The moment the sun had risen in the sky, I’d packed up and ventured further into the woods, following the hikers who started arriving early. When I found a fork in the trail, I’d turned left when everyone else turned right and found a tiny copse oftrees, only partially visible from the trail, and I’d hidden my stuff there.
Each night for a week, I found somewhere new to pitch my tent until I learned the flow of the trail and became familiar with the hikers and the routes they usually walked. Once I was sure I was unlikely to be found, I pitched my tent a hundred yards from a rarely used trail and left it there.

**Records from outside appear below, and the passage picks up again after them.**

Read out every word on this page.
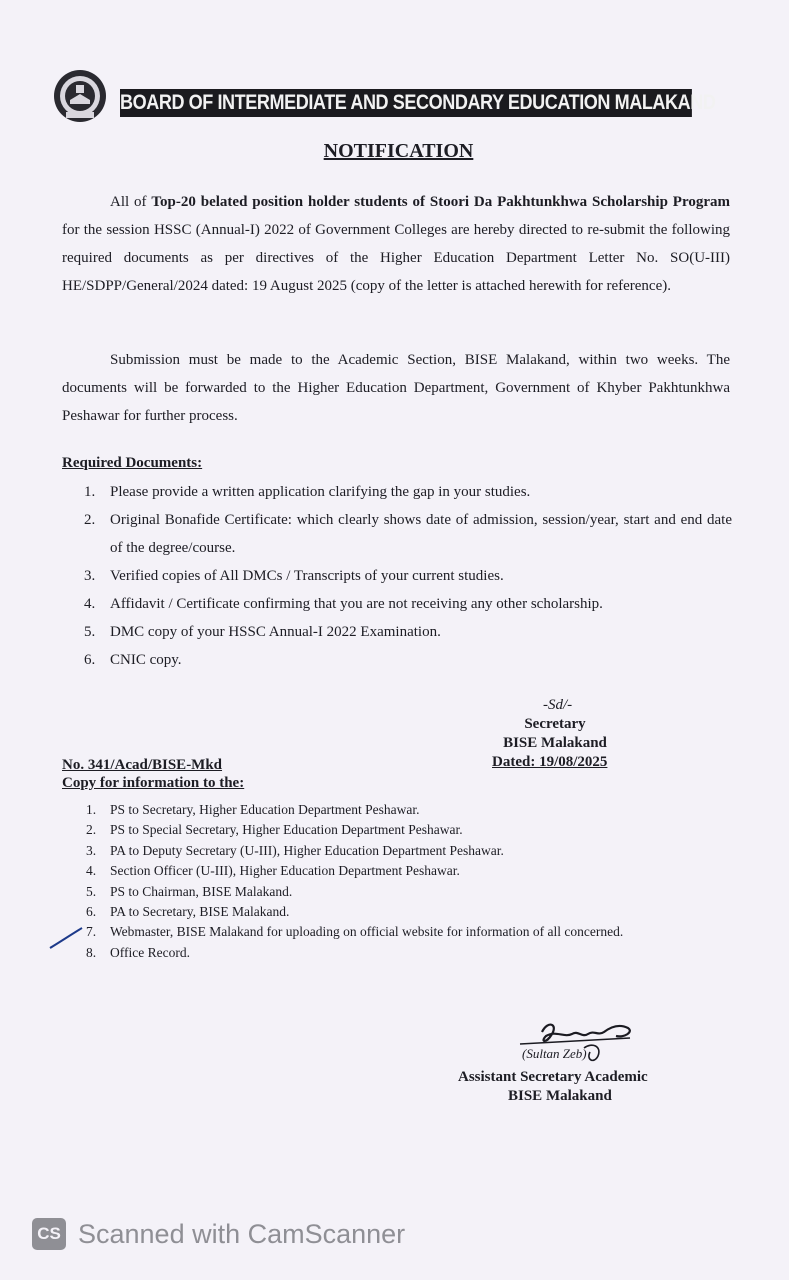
BOARD OF INTERMEDIATE AND SECONDARY EDUCATION MALAKAND
NOTIFICATION

All of Top-20 belated position holder students of Stoori Da Pakhtunkhwa Scholarship Program for the session HSSC (Annual-I) 2022 of Government Colleges are hereby directed to re-submit the following required documents as per directives of the Higher Education Department Letter No. SO(U-III) HE/SDPP/General/2024 dated: 19 August 2025 (copy of the letter is attached herewith for reference).

Submission must be made to the Academic Section, BISE Malakand, within two weeks. The documents will be forwarded to the Higher Education Department, Government of Khyber Pakhtunkhwa Peshawar for further process.

Required Documents:
1. Please provide a written application clarifying the gap in your studies.
2. Original Bonafide Certificate: which clearly shows date of admission, session/year, start and end date of the degree/course.
3. Verified copies of All DMCs / Transcripts of your current studies.
4. Affidavit / Certificate confirming that you are not receiving any other scholarship.
5. DMC copy of your HSSC Annual-I 2022 Examination.
6. CNIC copy.
-Sd/-
Secretary
BISE Malakand
Dated: 19/08/2025
No. 341/Acad/BISE-Mkd
Copy for information to the:
1.	PS to Secretary, Higher Education Department Peshawar.
2.	PS to Special Secretary, Higher Education Department Peshawar.
3.	PA to Deputy Secretary (U-III), Higher Education Department Peshawar.
4.	Section Officer (U-III), Higher Education Department Peshawar.
5.	PS to Chairman, BISE Malakand.
6.	PA to Secretary, BISE Malakand.
7.	Webmaster, BISE Malakand for uploading on official website for information of all concerned.
8.	Office Record.
(Sultan Zeb)
Assistant Secretary Academic
BISE Malakand
CS Scanned with CamScanner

When the sun was up, I’d head into town, using the library to search for a job while learning everything I could about bushcraft. I worked out how to dig a fire pit and start a fire, which berries were wild blueberries and which were likely to land me in the ER if I ate them.
I found out that if I volunteered to help collect trash and direct cars and hikers, I could collect a hot breakfast sandwich and a bagged lunch each day from the ranger’s station. I learned that several of the property owners along the lesser used trails had respite stations with free water and sometimes protein bars and fruit.
Obviously, I can’t live in a tent in the woods forever. But as long as I’m not obvious about it, I can shower in the multiple campgrounds’ communal shower blocks without anyone questioning who I am, and although I’m definitely not thriving, I’m surviving, and really that’s all I’ve ever done.